Figure 5Complex network analysis of free energy landscapes. (A) Conformation space network. Nodes and links are protein conformations (i.e., microstates, see main text) and direct transitions sampled during the MD simulation, respectively. Node size is proportional to the population of the microstate, whereas link width is proportional to the transitions frequencies, i.e., larger link widths indicate more frequent transitions. Densely connected regions of the network represent rapidly interconverting microstates that belong to the same free energy basin (highlighted by a shaded circle). (B) Simplified example of a two state system. The free energy barrier between the two macro-states is represented by a region of minimum flow in the network (identified by a minimum-cut). (C) Cut-based free energy profile (cFEP). The free energy is projected onto the partition function-based reaction coordinate Z, a projection that preserves the barriers as it takes into account all possible pathways to a reference microstate.46 The solid vertical line indicates the correspondence between the minimum-cut and the highest free energy barrier.

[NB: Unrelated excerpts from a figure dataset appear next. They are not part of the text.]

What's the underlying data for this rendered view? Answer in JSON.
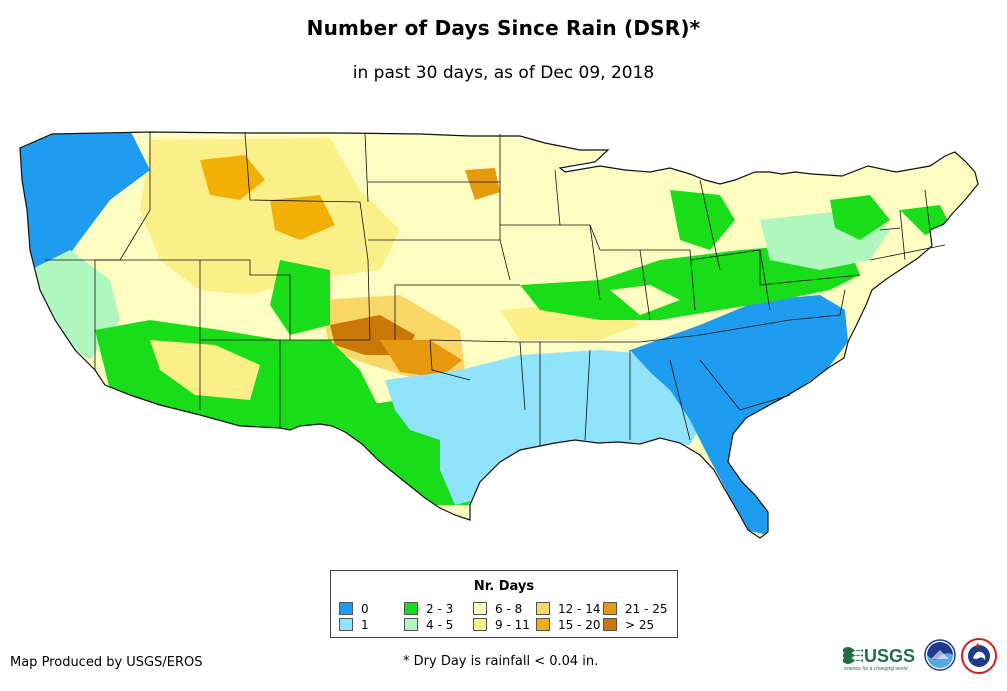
{
  "title": "Number of Days Since Rain (DSR)*",
  "subtitle": "in past 30 days, as of Dec 09, 2018",
  "legend": {
    "title": "Nr. Days",
    "items": [
      {
        "label": "0",
        "color": "#1e9cf0"
      },
      {
        "label": "1",
        "color": "#8fe3fb"
      },
      {
        "label": "2 - 3",
        "color": "#19dd19"
      },
      {
        "label": "4 - 5",
        "color": "#aff7bf"
      },
      {
        "label": "6 - 8",
        "color": "#fdfdc1"
      },
      {
        "label": "9 - 11",
        "color": "#fbf087"
      },
      {
        "label": "12 - 14",
        "color": "#f9d766"
      },
      {
        "label": "15 - 20",
        "color": "#f2b007"
      },
      {
        "label": "21 - 25",
        "color": "#e6980f"
      },
      {
        "label": "> 25",
        "color": "#c97707"
      }
    ]
  },
  "credit": "Map Produced by USGS/EROS",
  "footnote": "* Dry Day is rainfall < 0.04 in.",
  "logos": {
    "usgs": {
      "text": "USGS",
      "tagline": "science for a changing world",
      "color": "#1f6f45"
    },
    "noaa": {
      "text": "NOAA"
    },
    "nws": {
      "text": "NWS"
    }
  }
}
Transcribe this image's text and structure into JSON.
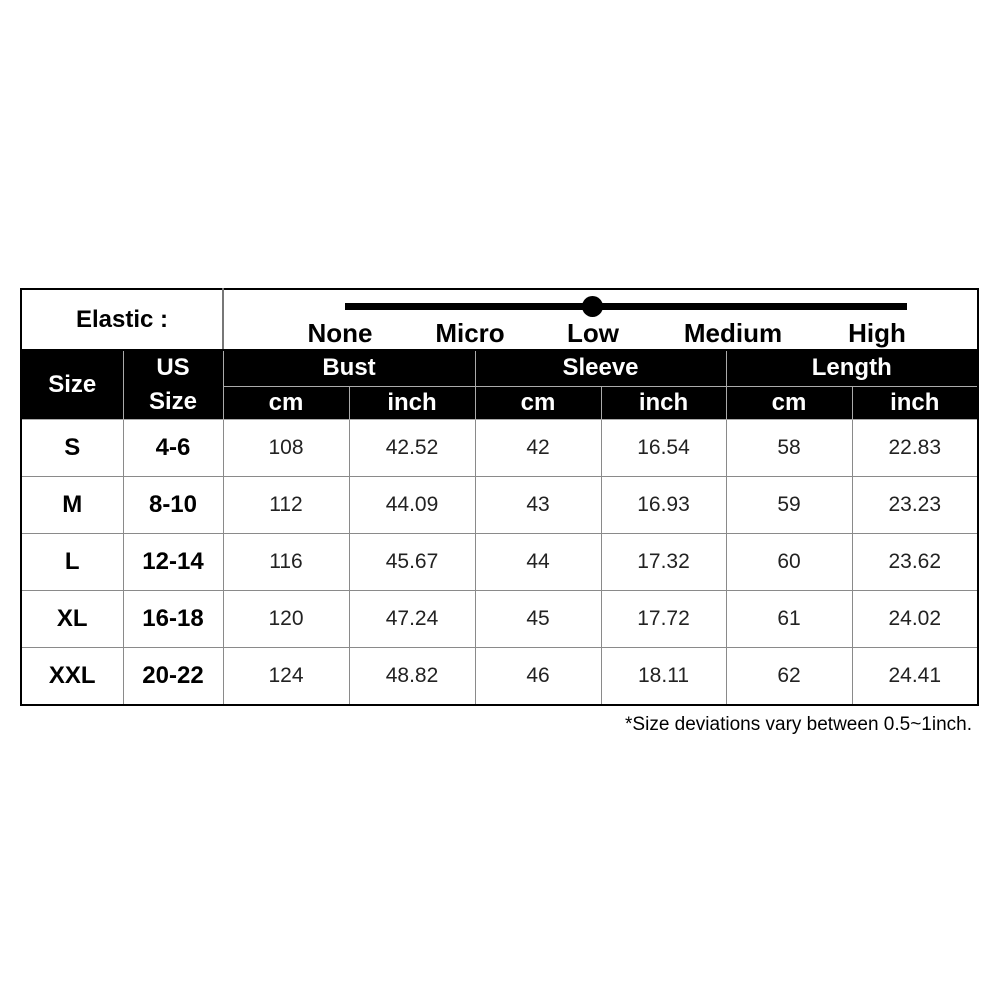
{
  "elastic": {
    "label": "Elastic :",
    "levels": [
      "None",
      "Micro",
      "Low",
      "Medium",
      "High"
    ],
    "selected": "Low"
  },
  "headers": {
    "size": "Size",
    "us_size_line1": "US",
    "us_size_line2": "Size",
    "groups": [
      "Bust",
      "Sleeve",
      "Length"
    ],
    "units": [
      "cm",
      "inch",
      "cm",
      "inch",
      "cm",
      "inch"
    ]
  },
  "rows": [
    [
      "S",
      "4-6",
      "108",
      "42.52",
      "42",
      "16.54",
      "58",
      "22.83"
    ],
    [
      "M",
      "8-10",
      "112",
      "44.09",
      "43",
      "16.93",
      "59",
      "23.23"
    ],
    [
      "L",
      "12-14",
      "116",
      "45.67",
      "44",
      "17.32",
      "60",
      "23.62"
    ],
    [
      "XL",
      "16-18",
      "120",
      "47.24",
      "45",
      "17.72",
      "61",
      "24.02"
    ],
    [
      "XXL",
      "20-22",
      "124",
      "48.82",
      "46",
      "18.11",
      "62",
      "24.41"
    ]
  ],
  "footnote": "*Size deviations vary between 0.5~1inch."
}
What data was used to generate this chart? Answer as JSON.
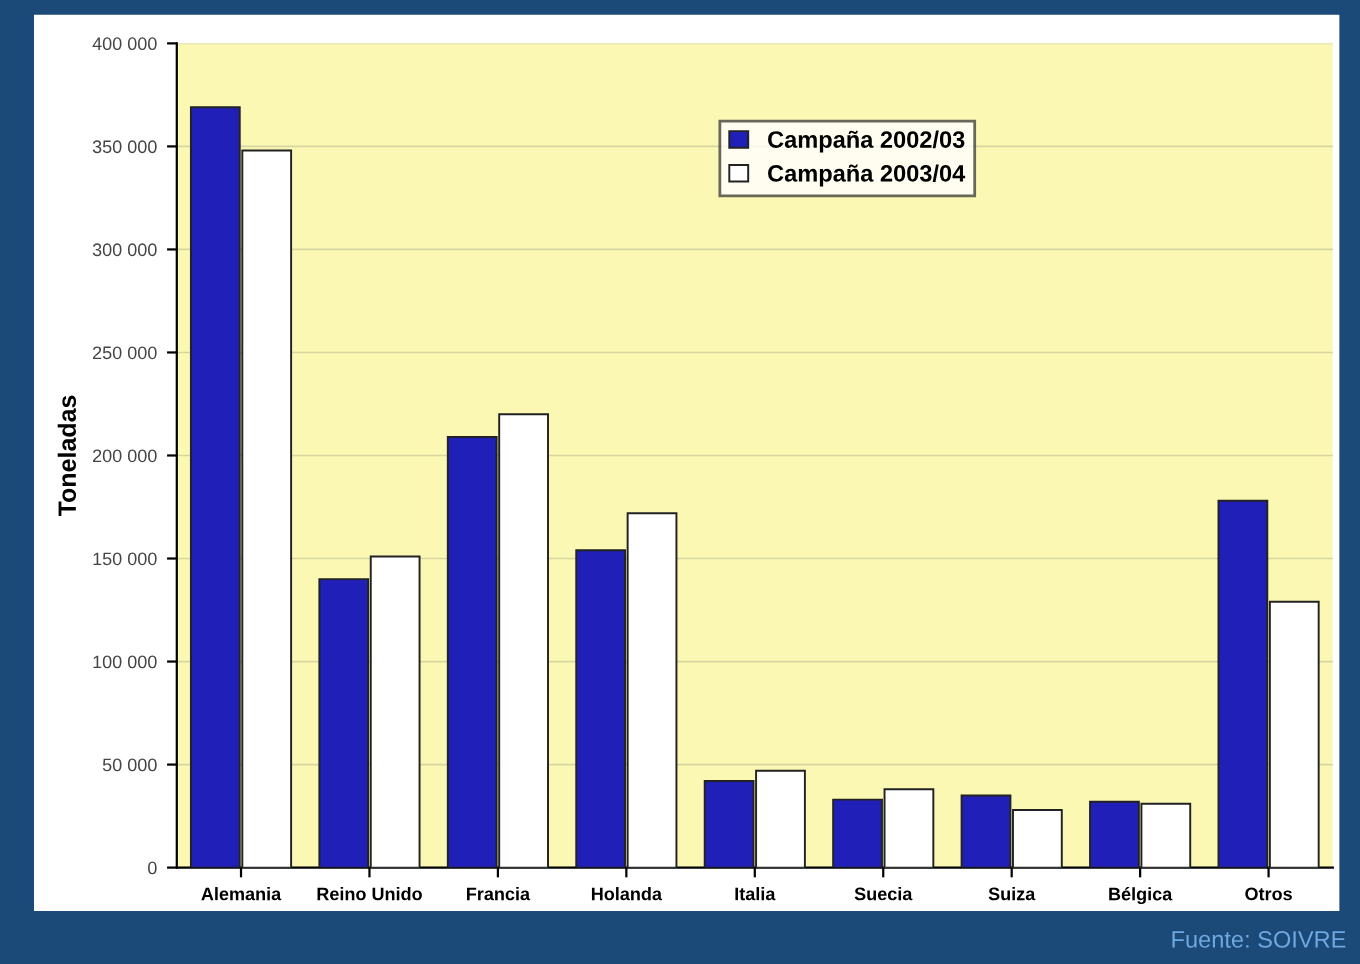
{
  "chart_data": {
    "type": "bar",
    "ylabel": "Toneladas",
    "categories": [
      "Alemania",
      "Reino Unido",
      "Francia",
      "Holanda",
      "Italia",
      "Suecia",
      "Suiza",
      "Bélgica",
      "Otros"
    ],
    "series": [
      {
        "name": "Campaña 2002/03",
        "color": "#2020b8",
        "values": [
          369000,
          140000,
          209000,
          154000,
          42000,
          33000,
          35000,
          32000,
          178000
        ]
      },
      {
        "name": "Campaña 2003/04",
        "color": "#ffffff",
        "values": [
          348000,
          151000,
          220000,
          172000,
          47000,
          38000,
          28000,
          31000,
          129000
        ]
      }
    ],
    "ylim": [
      0,
      400000
    ],
    "yticks": [
      {
        "value": 0,
        "label": "0"
      },
      {
        "value": 50000,
        "label": "50 000"
      },
      {
        "value": 100000,
        "label": "100 000"
      },
      {
        "value": 150000,
        "label": "150 000"
      },
      {
        "value": 200000,
        "label": "200 000"
      },
      {
        "value": 250000,
        "label": "250 000"
      },
      {
        "value": 300000,
        "label": "300 000"
      },
      {
        "value": 350000,
        "label": "350 000"
      },
      {
        "value": 400000,
        "label": "400 000"
      }
    ],
    "grid": "y",
    "legend": "top right",
    "annotations": [
      "Fuente: SOIVRE"
    ]
  }
}
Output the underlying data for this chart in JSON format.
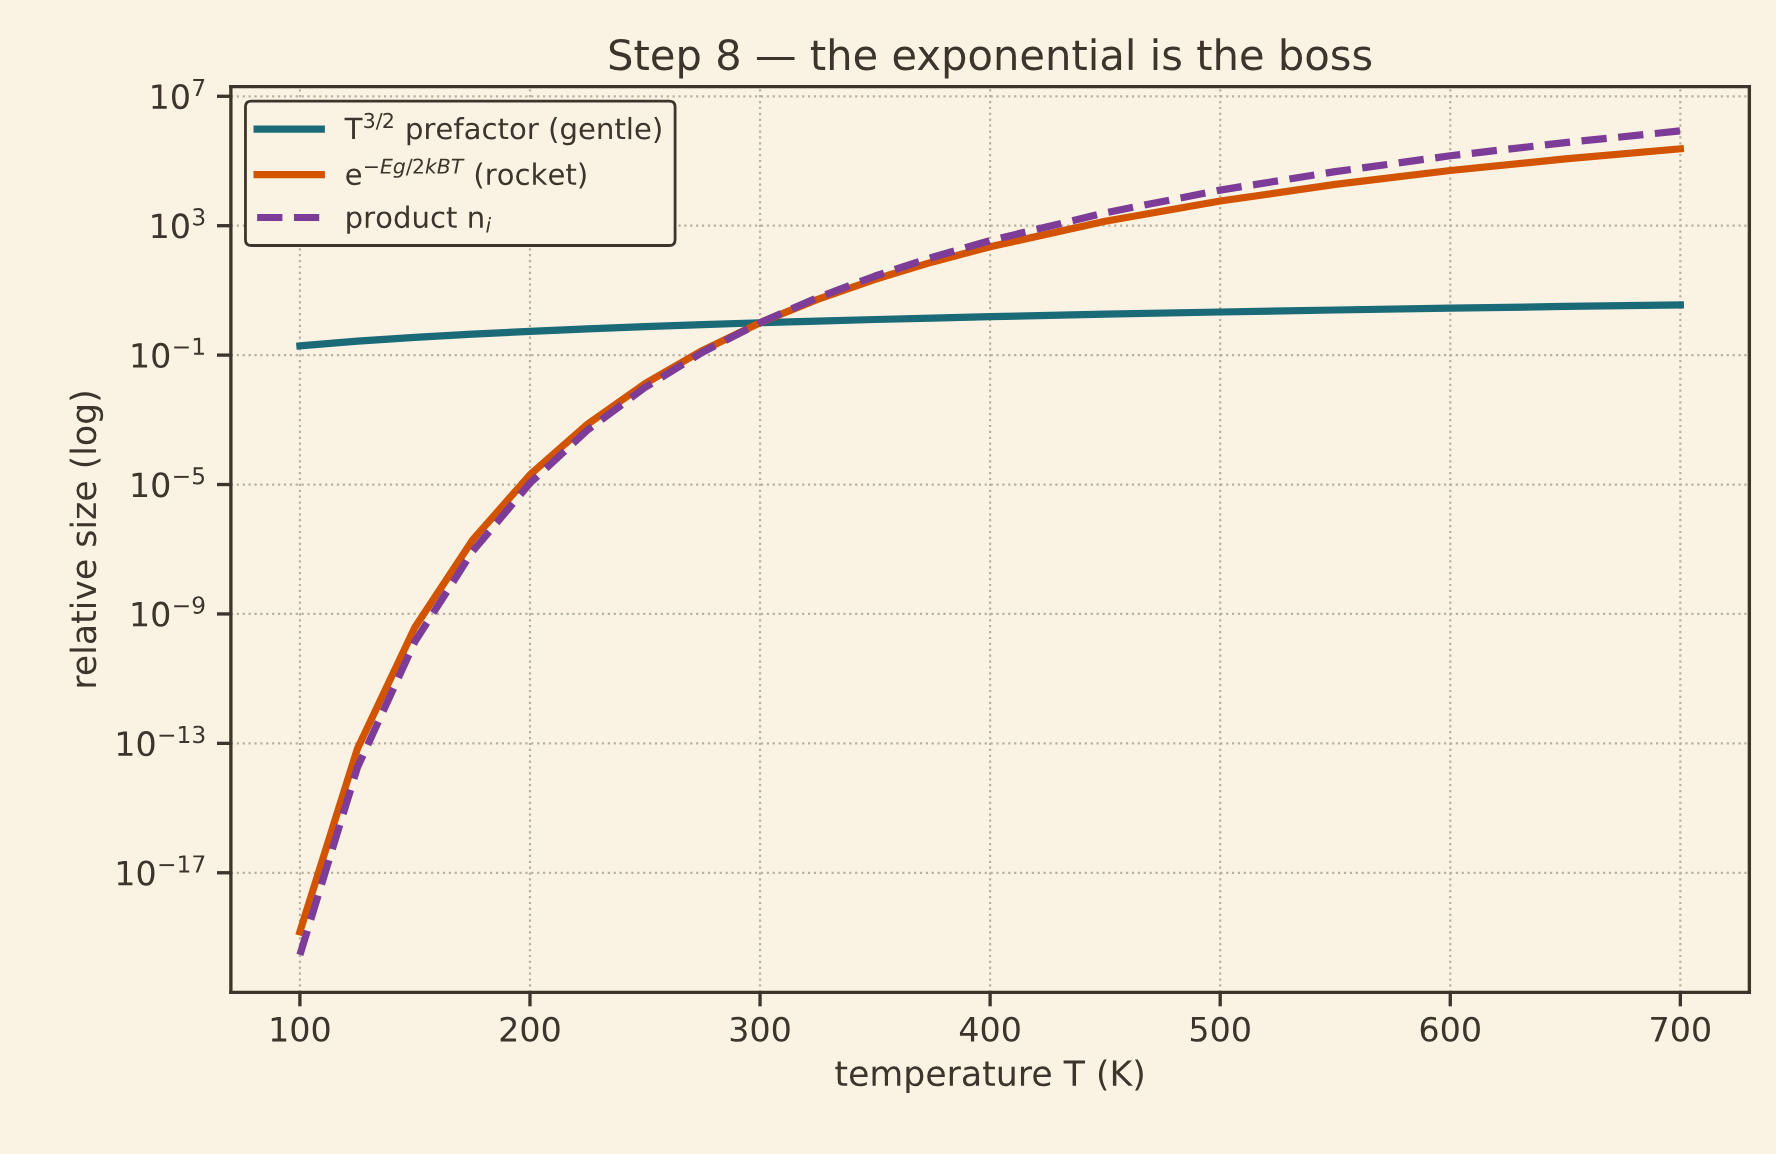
{
  "chart_data": {
    "type": "line",
    "title": "Step 8 — the exponential is the boss",
    "xlabel": "temperature T (K)",
    "ylabel": "relative size (log)",
    "x": [
      100,
      125,
      150,
      175,
      200,
      225,
      250,
      275,
      300,
      325,
      350,
      375,
      400,
      450,
      500,
      550,
      600,
      650,
      700
    ],
    "series": [
      {
        "name": "T$^{3/2}$ prefactor (gentle)",
        "color": "#1b6a78",
        "line_style": "solid",
        "values": [
          0.192,
          0.269,
          0.353,
          0.446,
          0.544,
          0.65,
          0.76,
          0.877,
          1,
          1.127,
          1.26,
          1.4,
          1.54,
          1.84,
          2.15,
          2.48,
          2.83,
          3.19,
          3.56
        ]
      },
      {
        "name": "e$^{−Eg/2kBT}$ (rocket)",
        "color": "#d35400",
        "line_style": "solid",
        "values": [
          1.5e-19,
          6.8e-14,
          3.9e-10,
          1.9e-07,
          2e-05,
          0.00073,
          0.0131,
          0.14,
          1,
          5.3,
          22,
          76,
          225,
          1370,
          5800,
          18900,
          50700,
          117000,
          238000
        ]
      },
      {
        "name": "product n$_{i}$",
        "color": "#7d3c98",
        "line_style": "dashed",
        "values": [
          2.9e-20,
          1.8e-14,
          1.4e-10,
          8.5e-08,
          1.1e-05,
          0.00048,
          0.01,
          0.123,
          1,
          6.0,
          27.8,
          106,
          347,
          2500,
          12600,
          46800,
          145000,
          370000,
          850000
        ]
      }
    ],
    "log": "y",
    "xlim": [
      70,
      730
    ],
    "ylim": [
      2e-21,
      20000000.0
    ],
    "xticks": [
      100,
      200,
      300,
      400,
      500,
      600,
      700
    ],
    "yticks": [
      {
        "value": 1e-17,
        "label": "10$^{−17}$"
      },
      {
        "value": 1e-13,
        "label": "10$^{−13}$"
      },
      {
        "value": 1e-09,
        "label": "10$^{−9}$"
      },
      {
        "value": 1e-05,
        "label": "10$^{−5}$"
      },
      {
        "value": 0.1,
        "label": "10$^{−1}$"
      },
      {
        "value": 1000,
        "label": "10$^{3}$"
      },
      {
        "value": 10000000.0,
        "label": "10$^{7}$"
      }
    ],
    "grid": true,
    "legend": "top left"
  }
}
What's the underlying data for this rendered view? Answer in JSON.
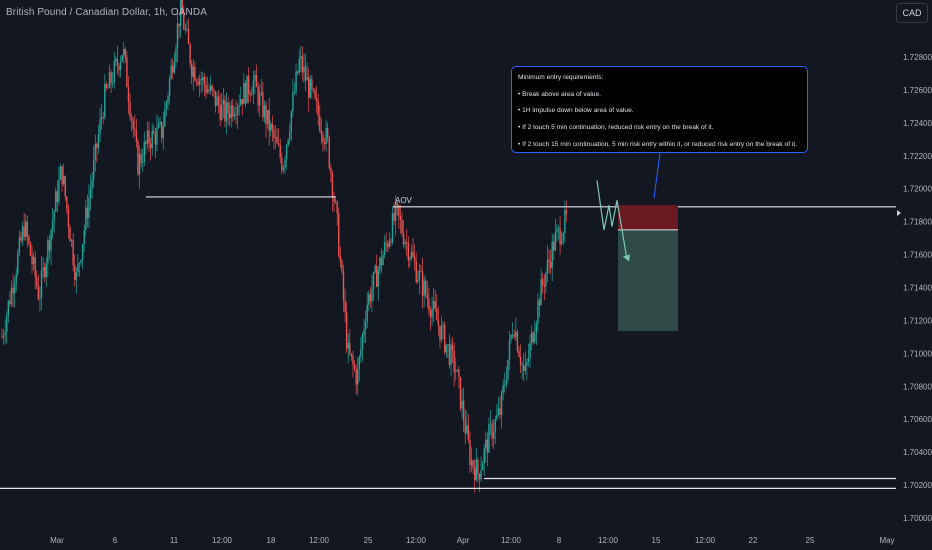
{
  "header": {
    "symbol_title": "British Pound / Canadian Dollar, 1h, OANDA",
    "currency_button": "CAD"
  },
  "annotations": {
    "aov_label": "AOV",
    "note_lines": [
      "Minimum entry requirements:",
      "• Break above area of value.",
      "• 1H impulse down below area of value.",
      "• If 2 touch 5 min continuation, reduced risk entry on the break of it.",
      "• If 2 touch 15 min continuation, 5 min risk entry within it, or reduced risk entry on the break of it."
    ]
  },
  "colors": {
    "background": "#131722",
    "up": "#26a69a",
    "down": "#ef5350",
    "stop_zone": "#6b1a22",
    "target_zone": "#2e4a47",
    "note_border": "#2962ff",
    "path_arrow": "#7ec7b3"
  },
  "chart_data": {
    "type": "candlestick",
    "title": "British Pound / Canadian Dollar, 1h, OANDA",
    "x_tick_labels": [
      "Mar",
      "6",
      "11",
      "12:00",
      "18",
      "12:00",
      "25",
      "12:00",
      "Apr",
      "12:00",
      "8",
      "12:00",
      "15",
      "12:00",
      "22",
      "25",
      "May"
    ],
    "y_tick_labels": [
      "1.70000",
      "1.70200",
      "1.70400",
      "1.70600",
      "1.70800",
      "1.71000",
      "1.71200",
      "1.71400",
      "1.71600",
      "1.71800",
      "1.72000",
      "1.72200",
      "1.72400",
      "1.72600",
      "1.72800"
    ],
    "ylim": [
      1.6995,
      1.7295
    ],
    "price_path": [
      {
        "t": 0.0,
        "p": 1.711
      },
      {
        "t": 1.2,
        "p": 1.7178
      },
      {
        "t": 2.0,
        "p": 1.7135
      },
      {
        "t": 3.2,
        "p": 1.7212
      },
      {
        "t": 4.0,
        "p": 1.7145
      },
      {
        "t": 5.5,
        "p": 1.7255
      },
      {
        "t": 6.5,
        "p": 1.7285
      },
      {
        "t": 7.3,
        "p": 1.7215
      },
      {
        "t": 7.9,
        "p": 1.723
      },
      {
        "t": 8.6,
        "p": 1.7235
      },
      {
        "t": 9.6,
        "p": 1.731
      },
      {
        "t": 10.2,
        "p": 1.7275
      },
      {
        "t": 12.0,
        "p": 1.7245
      },
      {
        "t": 13.5,
        "p": 1.7265
      },
      {
        "t": 15.1,
        "p": 1.7215
      },
      {
        "t": 16.0,
        "p": 1.7278
      },
      {
        "t": 17.5,
        "p": 1.7228
      },
      {
        "t": 18.0,
        "p": 1.718
      },
      {
        "t": 18.6,
        "p": 1.71
      },
      {
        "t": 19.1,
        "p": 1.7085
      },
      {
        "t": 19.6,
        "p": 1.713
      },
      {
        "t": 20.2,
        "p": 1.715
      },
      {
        "t": 21.2,
        "p": 1.7185
      },
      {
        "t": 22.3,
        "p": 1.715
      },
      {
        "t": 23.2,
        "p": 1.7125
      },
      {
        "t": 24.4,
        "p": 1.709
      },
      {
        "t": 25.2,
        "p": 1.7035
      },
      {
        "t": 25.6,
        "p": 1.7027
      },
      {
        "t": 26.2,
        "p": 1.705
      },
      {
        "t": 26.8,
        "p": 1.7065
      },
      {
        "t": 27.5,
        "p": 1.712
      },
      {
        "t": 28.1,
        "p": 1.7085
      },
      {
        "t": 28.9,
        "p": 1.7135
      },
      {
        "t": 29.7,
        "p": 1.7168
      },
      {
        "t": 30.4,
        "p": 1.7182
      }
    ],
    "levels": [
      {
        "name": "AOV",
        "price": 1.7189
      },
      {
        "name": "support-swing",
        "price": 1.7195
      },
      {
        "name": "low-line",
        "price": 1.7024
      },
      {
        "name": "bottom-line",
        "price": 1.7018
      }
    ],
    "position": {
      "type": "short",
      "entry": 1.7175,
      "stop": 1.719,
      "target": 1.71135
    },
    "grid": false
  }
}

Figure 6Network description of MD and evaluation of kinetic distance. The high-dimensional free-energy surface is coarse-grained into nodes of a network. The figure shows a schematic illustration of the transition network of a β-sheet peptide where nodes represent microstates and links represent direct transitions sampled along the MD simulation(s). The size of the nodes and links is proportional to the statistical weight of the microstates and number of transitions, respectively. The cFEP method implemented in Wordom requires a reference microstate. In this simplified illustration, the reference microstate is the large red sphere in the center of the folded state (which is the β-sheet structure, i.e., the basin on the left). The kinetic distance of each node from the reference microstate can be evaluated in Wordom by the folding probability (pfold) or the mean first passage time (mfpt). The kinetic distance is rendered by the continuous coloring from red (folded, i.e., pfold = 1 or mfpt = 0) to blue (unfolded, i.e., pfold = 0 or mfpt = infinity).